Yesterday ProPublica, a non-profit, grant-supported journalism outlet, released the first in a promised series of blockbuster articles about how ultra-wealthy taxpayers are able to reduce their tax liability to a degree that apparently outrages ProPublica.
It is clearly ProPublica’s intention to create a scandal, and they have, but perhaps not the one they intended.
That is because it’s a violation of federal law to disclose tax information. It’s an indisputable criminal act that ProPublica has committed, and which their source has also committed.
ProPublica dances around this with “A federal law ostensibly makes it a criminal offense to disclose tax return information.” “Ostensibly”? And it is not okay just because ProPublica did something similar in 2012 without being prosecuted.
It is NOT okay. Tax returns contain an enormous amount of information about a taxpayer’s family members, locations and residences, investments, bank accounts, and business relationships. There is a reason that it is illegal for this information to be disclosed. Privacy matters, even if ProPublica thinks its political agenda is more important than taxpayer privacy.
Privacy matters with our existing tax code because defining income and offering deductions requires private information. To tax income requires the disclosure of all sorts of information related to employment, savings and investment, business income, other forms of passive income, etc. To offer a mortgage deduction requires the disclosure of personal mortgage information. A child tax credit requires the disclosure of information on children and dependents.
Other tax systems, like sales tax, require none of these disclosures. A simplified flat income tax, stripped of deductions for mortgages, dependents and other personal details would also protect a great deal of personal privacy. But so long as we are going to use the tax code to tax income and encourage certain behaviors through the tax code, we are going to have to safeguard taxpayer privacy.
No doubt ProPublica is going to appeal to journalistic righteousness and compare this disclosure to the Pentagon Papers or something. But the Pentagon Papers disclosed lies by the federal government, not the personal information of American citizens. It is an invalid comparison.
So what are the policy implications from the illegal ProPublica disclosure?
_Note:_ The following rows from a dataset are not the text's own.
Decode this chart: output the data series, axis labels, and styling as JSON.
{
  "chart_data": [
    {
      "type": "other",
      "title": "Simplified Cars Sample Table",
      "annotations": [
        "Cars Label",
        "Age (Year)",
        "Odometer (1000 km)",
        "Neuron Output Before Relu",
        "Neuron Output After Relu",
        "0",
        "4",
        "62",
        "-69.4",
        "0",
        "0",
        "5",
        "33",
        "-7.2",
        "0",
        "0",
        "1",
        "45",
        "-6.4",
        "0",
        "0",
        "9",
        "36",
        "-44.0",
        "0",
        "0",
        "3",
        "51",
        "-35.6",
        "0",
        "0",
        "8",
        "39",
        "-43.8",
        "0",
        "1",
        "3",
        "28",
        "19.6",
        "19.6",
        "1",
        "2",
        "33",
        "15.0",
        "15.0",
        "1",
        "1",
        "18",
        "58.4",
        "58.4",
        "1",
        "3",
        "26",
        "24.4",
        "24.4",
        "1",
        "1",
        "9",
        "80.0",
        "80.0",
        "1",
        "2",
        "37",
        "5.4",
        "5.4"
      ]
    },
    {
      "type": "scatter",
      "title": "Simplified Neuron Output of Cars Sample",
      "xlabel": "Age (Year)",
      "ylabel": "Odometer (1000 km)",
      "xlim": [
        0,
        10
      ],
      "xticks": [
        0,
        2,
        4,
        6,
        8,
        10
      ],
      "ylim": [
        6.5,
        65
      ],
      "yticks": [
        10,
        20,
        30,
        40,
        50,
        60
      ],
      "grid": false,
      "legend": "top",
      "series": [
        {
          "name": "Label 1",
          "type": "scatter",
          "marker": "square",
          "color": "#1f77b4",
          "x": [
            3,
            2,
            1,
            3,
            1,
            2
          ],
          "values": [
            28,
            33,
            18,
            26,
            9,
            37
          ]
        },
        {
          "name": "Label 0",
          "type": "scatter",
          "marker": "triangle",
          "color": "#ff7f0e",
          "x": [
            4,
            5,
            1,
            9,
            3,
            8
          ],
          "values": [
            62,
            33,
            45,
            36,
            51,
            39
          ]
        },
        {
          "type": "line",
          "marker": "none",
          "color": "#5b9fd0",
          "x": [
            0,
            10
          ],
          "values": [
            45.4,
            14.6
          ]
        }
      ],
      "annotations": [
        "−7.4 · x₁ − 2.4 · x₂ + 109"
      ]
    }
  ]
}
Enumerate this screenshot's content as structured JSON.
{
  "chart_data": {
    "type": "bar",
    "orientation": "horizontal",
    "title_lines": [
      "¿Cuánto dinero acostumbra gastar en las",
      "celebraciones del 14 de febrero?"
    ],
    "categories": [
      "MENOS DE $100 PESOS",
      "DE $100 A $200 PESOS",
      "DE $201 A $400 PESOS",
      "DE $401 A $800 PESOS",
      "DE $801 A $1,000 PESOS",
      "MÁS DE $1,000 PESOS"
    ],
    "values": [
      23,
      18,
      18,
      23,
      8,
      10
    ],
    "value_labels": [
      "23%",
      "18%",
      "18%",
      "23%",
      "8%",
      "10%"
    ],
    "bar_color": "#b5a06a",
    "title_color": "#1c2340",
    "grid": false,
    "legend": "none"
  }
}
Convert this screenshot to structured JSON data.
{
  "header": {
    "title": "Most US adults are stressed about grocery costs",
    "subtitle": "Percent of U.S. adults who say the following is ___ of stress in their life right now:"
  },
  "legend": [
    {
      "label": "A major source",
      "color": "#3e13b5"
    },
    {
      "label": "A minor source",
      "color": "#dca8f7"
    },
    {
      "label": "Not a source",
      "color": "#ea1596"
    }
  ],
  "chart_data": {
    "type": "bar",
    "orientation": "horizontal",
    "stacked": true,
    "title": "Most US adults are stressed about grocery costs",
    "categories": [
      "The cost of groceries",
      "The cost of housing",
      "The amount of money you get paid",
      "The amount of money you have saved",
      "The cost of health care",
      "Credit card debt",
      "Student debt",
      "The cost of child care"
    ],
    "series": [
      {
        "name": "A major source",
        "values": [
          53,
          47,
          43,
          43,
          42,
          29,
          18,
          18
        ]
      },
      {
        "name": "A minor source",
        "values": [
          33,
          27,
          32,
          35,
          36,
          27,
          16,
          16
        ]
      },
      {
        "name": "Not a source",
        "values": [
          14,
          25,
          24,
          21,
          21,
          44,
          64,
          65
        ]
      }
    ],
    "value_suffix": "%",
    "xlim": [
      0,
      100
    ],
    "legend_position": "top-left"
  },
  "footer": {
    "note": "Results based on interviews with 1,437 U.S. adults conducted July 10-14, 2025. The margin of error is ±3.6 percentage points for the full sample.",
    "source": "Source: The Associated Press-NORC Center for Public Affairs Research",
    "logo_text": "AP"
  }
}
- There should be an investigation, and ProPublica should be held criminally liable for violating federal law and disclosing personal taxpayer information. No, a political agenda should not be permitted to trump federal law.
- We can’t trust the IRS. The likelihood is that the leak of taxpayer information came either from someone at the IRS, or from someone who hacked the IRS. Either way, we can’t trust the IRS.
- The Biden administration should not be granted its wish of enlisting a new army of tax examiners, as they have proposed, until and unless an investigation clears IRS personnel of wrongdoing in this matter.
- Tax reformers had a tremendous success reforming the existing tax code in 2017. But moving forward, tax reformers need to consider reforms that reduce the need to disclose so much personal information and make financial privacy a key criteria in tax policy.